Maha Prajnaparamita Sastra

by Gelongma Karma Migme Chödrön | 2001 | 941,039 words

This page describes “the threefold voice of the buddhas and the bodhisattvas” as written by Nagarjuna in his Maha-prajnaparamita-sastra (lit. “the treatise on the great virtue of wisdom”) in the 2nd century. This book, written in five volumes, represents an encyclopedia on Buddhism as well as a commentary on the Pancavimsatisahasrika Prajnaparamita.

II. The threefold voice of the buddhas and the Bodhisattvas

Note: Section partially translated in Hōbōgirin, p. 216 under Button.

The voice of the Buddhas and bodhisattvas is of three kinds: 1) Having planted the causes and conditions in their previous lives for good vocalization, they have the four subtle and marvelous (prāsādika) great elements in their throat (kaṇṭha),[1] and they produce all kinds of marvelous sounds (śabda), distant or close, for a distance of one, two, three, ten, a hundred, a thousand li which go out to fill up the trisāhasramahāsāhasralokadhātu.[2]

2) By the power of their superknowledges (abhijñābala), the four great elements (mahābhūta) of their throat produce sounds that fill not only the trisāhasramahāsāhasralokadhātu but also the universes of the ten directions as numerous as the sands of the Ganges.

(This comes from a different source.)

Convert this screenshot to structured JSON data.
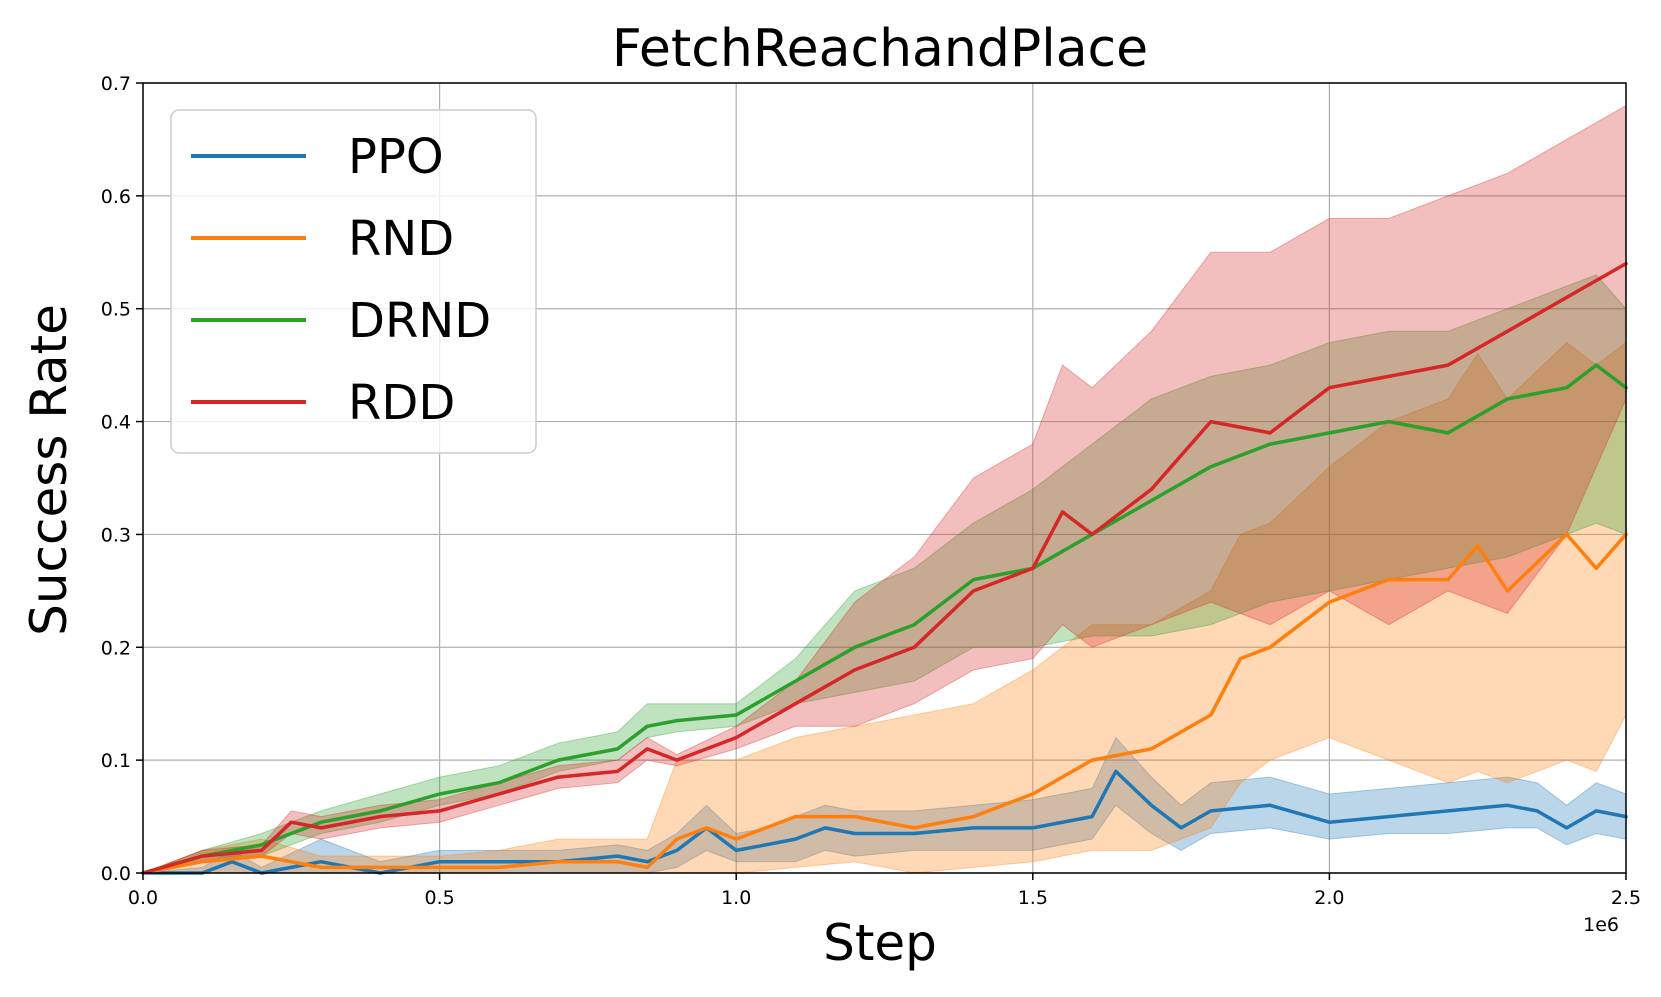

3) The voice of the Buddhas is always able to fill all of space (ākāśa), covering all of the ten directions.

Footnotes and references:


These are the subtle material (rūpaprāsāda) or derived material (upādāyarūpa or bhautika) elements constituting the five indriyas (cf. Kośa, I, p. 15, n. 1).


This voice, or more precisely, this vocal apparatus, is usually acquired by means of the play of causes and conditions; the other two voices, particularly the third, are very difficult to obtain.